Havanın soğukluğuna rağmen güneşin parladığı bir gündü. Dükkanda bir kargaşa hakimdi çünkü önemli bir müşteri bekleniyordu. Lou en güzel kumaşlarını dolaplarda önde çıkarıyor ve pek beğenmediklerini arkalara koyup öznel bir düzen yaratıyordu.Madam Babette çizimlerini topluyor ve bir düzene yayıyordu. Her zaman oldukça özenli giyinmesine rağmen bugün üzerinde ayrı bir şıklık vardı.
Lou da aynı şekildeydi. Üstünde siyah pileli yüksek eteği ve hoş salaş kazağıyla bir tatlılık abidesiydi. Saçlarını kendi isteğiyle salık bıraktığı nadir bir gündü. Genelde kısa olmalarına rağmen onları alttan topuz yapmayı başarırdı. Ama madam onun salık bıraktığı saçlarını daha çok severdi.
"Louisa, çiçekleri suladın değil mi canım?" demişti madam kaşlarını ciddiyetle çatıp kumaşları seçen kıza.
Kız anında düzelen kaşlarıyla Madam'a dönmüş ve sevimli gülümsemesini takınmıştı.
"Elbette Madam, ilk işim bu oluyor genelde." demişti.Madam başını sallayıp onaylamış ve kıza gülümseyip, işine dönmüştü.
Birkaç dakika sonra dükkanın açılan kapısıyla ikisinin de dikkati oraya çevrildi.
Açılan kapının ardından bir genç adam hafif adımlarla içeri girmiş ve yüzündeki yumuşak ifadeyle Madam Babette'ye sorar gibi konuşmuştu.
"Madam Babette?"
"Evet, Mösyö." demişti Madam her zamanki kibar gülümsemesiyle.

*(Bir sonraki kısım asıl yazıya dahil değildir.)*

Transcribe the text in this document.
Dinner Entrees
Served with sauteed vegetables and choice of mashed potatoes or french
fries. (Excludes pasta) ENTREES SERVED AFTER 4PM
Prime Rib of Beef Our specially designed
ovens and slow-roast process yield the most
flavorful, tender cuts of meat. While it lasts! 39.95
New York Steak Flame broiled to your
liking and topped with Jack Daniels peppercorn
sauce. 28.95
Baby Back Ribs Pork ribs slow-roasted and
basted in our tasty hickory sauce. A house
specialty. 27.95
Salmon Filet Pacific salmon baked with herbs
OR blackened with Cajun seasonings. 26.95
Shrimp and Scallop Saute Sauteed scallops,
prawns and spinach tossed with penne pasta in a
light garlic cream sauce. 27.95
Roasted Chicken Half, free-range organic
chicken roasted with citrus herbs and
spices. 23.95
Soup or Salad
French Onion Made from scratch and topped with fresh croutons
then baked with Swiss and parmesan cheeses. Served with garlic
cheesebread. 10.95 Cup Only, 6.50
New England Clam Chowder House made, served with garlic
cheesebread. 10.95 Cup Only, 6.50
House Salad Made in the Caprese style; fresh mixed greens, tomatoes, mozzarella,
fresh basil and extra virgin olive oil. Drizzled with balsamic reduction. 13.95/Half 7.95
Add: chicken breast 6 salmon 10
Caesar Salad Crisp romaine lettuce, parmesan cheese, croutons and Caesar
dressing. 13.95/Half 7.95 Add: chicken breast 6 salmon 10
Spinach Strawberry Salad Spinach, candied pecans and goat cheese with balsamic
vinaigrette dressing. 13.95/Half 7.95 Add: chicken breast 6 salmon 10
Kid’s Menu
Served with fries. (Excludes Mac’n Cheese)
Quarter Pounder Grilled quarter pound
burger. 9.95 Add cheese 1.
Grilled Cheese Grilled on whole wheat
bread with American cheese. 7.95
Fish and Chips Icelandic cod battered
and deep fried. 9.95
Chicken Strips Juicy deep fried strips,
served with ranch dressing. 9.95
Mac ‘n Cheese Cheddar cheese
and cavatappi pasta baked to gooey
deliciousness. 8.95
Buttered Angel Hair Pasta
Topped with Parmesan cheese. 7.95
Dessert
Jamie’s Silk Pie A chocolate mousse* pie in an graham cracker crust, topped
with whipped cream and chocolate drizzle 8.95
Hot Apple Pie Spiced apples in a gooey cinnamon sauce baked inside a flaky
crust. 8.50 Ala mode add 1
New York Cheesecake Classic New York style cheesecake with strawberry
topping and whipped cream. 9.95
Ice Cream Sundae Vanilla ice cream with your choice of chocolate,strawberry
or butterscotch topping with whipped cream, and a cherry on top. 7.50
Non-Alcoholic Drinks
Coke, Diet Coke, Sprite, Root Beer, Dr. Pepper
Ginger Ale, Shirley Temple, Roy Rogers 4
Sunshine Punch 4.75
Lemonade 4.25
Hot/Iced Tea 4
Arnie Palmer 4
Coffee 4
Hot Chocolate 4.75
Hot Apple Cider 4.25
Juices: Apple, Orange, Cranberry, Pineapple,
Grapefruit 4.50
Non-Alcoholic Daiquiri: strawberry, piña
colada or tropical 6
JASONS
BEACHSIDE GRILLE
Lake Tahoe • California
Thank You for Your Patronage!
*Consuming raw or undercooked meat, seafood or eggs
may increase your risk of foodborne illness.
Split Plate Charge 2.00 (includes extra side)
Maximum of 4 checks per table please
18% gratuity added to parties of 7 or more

"Çok memnun oldum efendim." demişti genç adam eğilip, Madam'ın eline hafif bir buse kondururken. Onun hakkında az çok bir şey biliyor olmalıydı ki, bu jesti yapmıştı. Madam her ne kadar oldukça modern de olsa bu eski tip jestlere bayılırdı.
"Bu da yardımcım, Louisa." demişti Madam yanındaki genç kızı işaret ederken.
Genç adamın bakışları kıza dönmüş ve yüzündeki gülümsemeyi büyütmüştü.
"Memnun oldum." derken tıpkı Madam Babette'ye yaptığı gibi eline bir buse kondurmuştu.
Lou bu yapılan jeste kızararak karşılık verdi. Oldukça utangaç bir yapısı olduğundan böyle jestlere alışık durumda değildi. Ancak içtenlikle gülümsemeye çalıştı ve hafif dizlerini kırarak selamladı.
"Ben de öyle."
Garip bir sessizlikten sonra genç adam aniden hatırlamış gibi konuştu.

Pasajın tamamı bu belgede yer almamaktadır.